The long-running drought has been blamed for this year’s blackouts in Hanoi. The level of water in hydro dams was ‘dangerously low’ months ago and Dr. Nguyen Lan Chau, deputy director of Vietnam’s hydrometeorology institute, suggested back in the spring that the capital would suffer worse than usual summer power cuts without heavy rains (hydropower supplies about 30 to 40 percent of Vietnam’s power).

But despite such claims, many believe that state-owned enterprise Electricity Vietnam is using the ongoing drought as an excuse to hide wider problems.

That EVN can be inefficient is no secret to many. The dangling, bunched power lines supplied by the company have even inspired a t-shirt depicting an image of the jumble, sold with the title ‘Saigon Online’ in the southern city’s tourist district. It’s not unusual to trip over a cable that has fallen from a pylon and electrocutions during floods are common. And these, along with the blackouts, are just the street level issues.

The demand for power in Vietnam is growing fast—about 15 percent each year. Eight nuclear reactors will be built between now and 2030. The technology is Russian, but there has been little foreign investment in the electricity sector in Vietnam (although US power company AES has agreed to invest in a $1.6 billion, 1,200 megawatt plant).

One of the reasons cited by experts for the problems is price regulation. Prices are kept low by the government, something which has also stymied interest in the sector by foreign investors, so freeing up the sector will necessarily mean higher prices.
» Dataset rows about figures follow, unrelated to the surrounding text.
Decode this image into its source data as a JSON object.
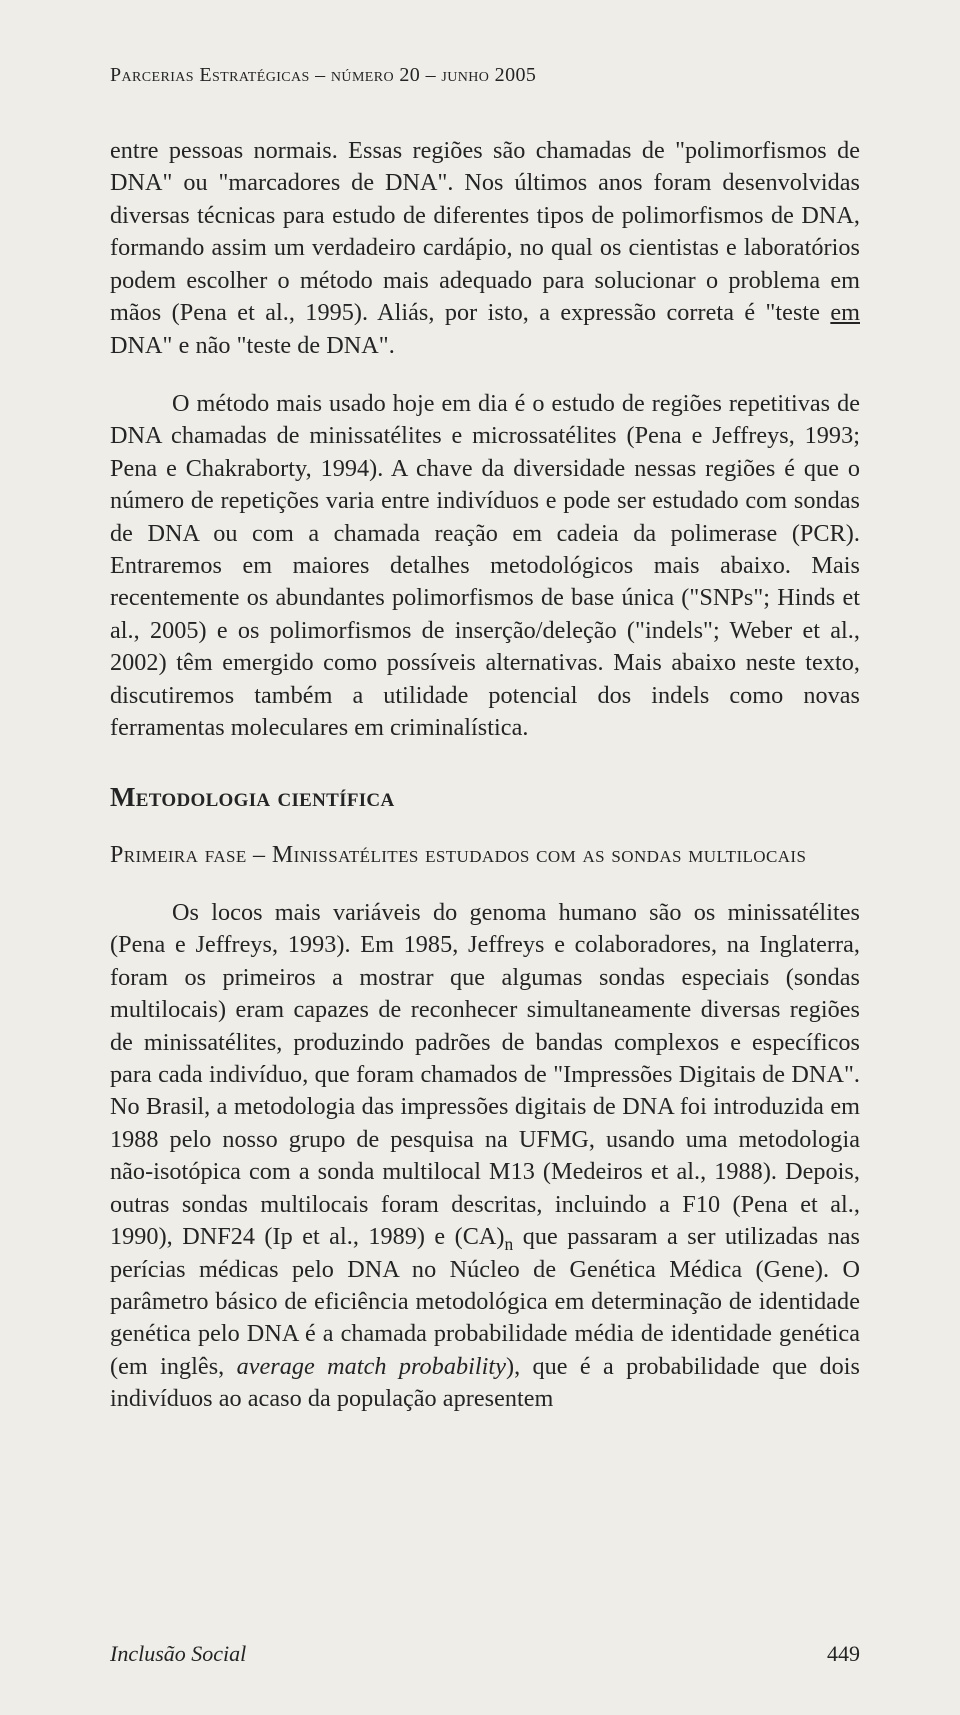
{
  "header": {
    "running": "Parcerias Estratégicas – número 20 – junho 2005"
  },
  "paragraphs": {
    "p1_a": "entre pessoas normais. Essas regiões são chamadas de \"polimorfismos de DNA\" ou \"marcadores de DNA\". Nos últimos anos foram desenvolvidas diversas técnicas para estudo de diferentes tipos de polimorfismos de DNA, formando assim um verdadeiro cardápio, no qual os cientistas e laboratórios podem escolher o método mais adequado para solucionar o problema em mãos (Pena et al., 1995). Aliás, por isto, a expressão correta é \"teste ",
    "p1_em": "em",
    "p1_b": " DNA\" e não \"teste de DNA\".",
    "p2": "O método mais usado hoje em dia é o estudo de regiões repetitivas de DNA chamadas de minissatélites e microssatélites (Pena e Jeffreys, 1993; Pena e Chakraborty, 1994). A chave da diversidade nessas regiões é que o número de repetições varia entre indivíduos e pode ser estudado com sondas de DNA ou com a chamada reação em cadeia da polimerase (PCR). Entraremos em maiores detalhes metodológicos mais abaixo. Mais recentemente os abundantes polimorfismos de base única (\"SNPs\"; Hinds et al., 2005) e os polimorfismos de inserção/deleção (\"indels\"; Weber et al., 2002) têm emergido como possíveis alternativas. Mais abaixo neste texto, discutiremos também a utilidade potencial dos indels como novas ferramentas moleculares em criminalística.",
    "p3_a": "Os locos mais variáveis do genoma humano são os minissatélites (Pena e Jeffreys, 1993). Em 1985, Jeffreys e colaboradores, na Inglaterra, foram os primeiros a mostrar que algumas sondas especiais (sondas multilocais) eram capazes de reconhecer simultaneamente diversas regiões de minissatélites, produzindo padrões de bandas complexos e específicos para cada indivíduo, que foram chamados de \"Impressões Digitais de DNA\". No Brasil, a metodologia das impressões digitais de DNA foi introduzida em 1988 pelo nosso grupo de pesquisa na UFMG, usando uma metodologia não-isotópica com a sonda multilocal M13 (Medeiros et al., 1988). Depois, outras sondas multilocais foram descritas, incluindo a F10 (Pena et al., 1990), DNF24 (Ip et al., 1989) e (CA)",
    "p3_sub": "n",
    "p3_b": " que passaram a ser utilizadas nas perícias médicas pelo DNA no Núcleo de Genética Médica (Gene). O parâmetro básico de eficiência metodológica em determinação de identidade genética pelo DNA é a chamada probabilidade média de identidade genética (em inglês, ",
    "p3_it": "average match probability",
    "p3_c": "), que é a probabilidade que dois indivíduos ao acaso da população apresentem"
  },
  "headings": {
    "h1": "Metodologia científica",
    "h2": "Primeira fase – Minissatélites estudados com as sondas multilocais"
  },
  "footer": {
    "section": "Inclusão Social",
    "page": "449"
  }
}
Nguyen Huong Giang runs a nail salon in a street with many other small beauty parlours and salons. She says she’s also been losing business because of the power cuts, but unlike Tuan reckons fair warning is rarely given, something which EVN could in theory be fined for.

‘The price is increasing but the power cuts are continuing,’ she says, ‘the price has been increasing more and more (in recent years).’ A steep increase in price would be widely unpopular with the public, who already worry about inflation. However higher prices may be accepted as a necessary evil if the lumbering state owned enterprise shapes up.
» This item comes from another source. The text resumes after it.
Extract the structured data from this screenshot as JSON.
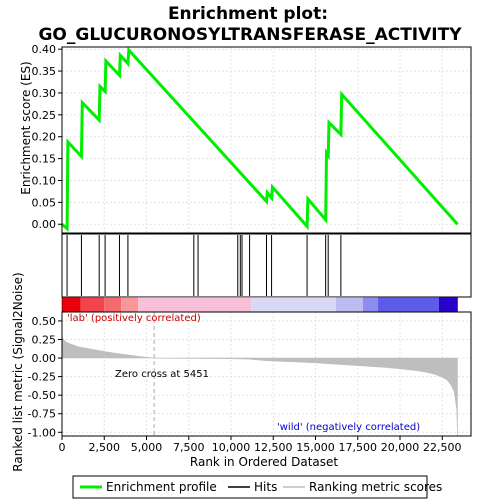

‘I think there are limitations in management,’ says Giang, voicing an opinion many people have of their government-run enterprises.   

The Chairman of EVN, Dao Van Hung, expressed frustration to local media last month, noting that low prices meant the company was unable to ensure profitability, and thus earn the foreign investment it wants.

The company has lost more than 4.7 trillion VND buying power to meet demand. Hung also pointed out that EVN shouldn’t be singled out as it only held a monopoly on distribution and purchase of power; PetroVietnam and coal company Vinacomin also produce power. Renewable sources of energy have been discussed but funding remains an issue.

That the power cuts are affecting business and are also becoming politically sensitive is obvious.

According to reports, tourists have been getting stuck in hotel elevators during unannounced blackouts and companies are spending large amounts of money to keep their generators running. People have begun cancelling tours and hotel stays.

Earlier, farmers forced government officials to sit in 40 degree sun in north central Thanh Hoa Province, urging them to explain why they had had to endure so many power outages.  

The government has told state media that production increased by 17 percent this year, but it’s still not enough to cover what is needed. Government assurances that it has told Electricity of Vietnam to improve and increase its purchases of electricity have been met with much cynicism.

‘When the government is spending money to buy power from foreign countries like China we don’t know where the power is going,’ Giang says.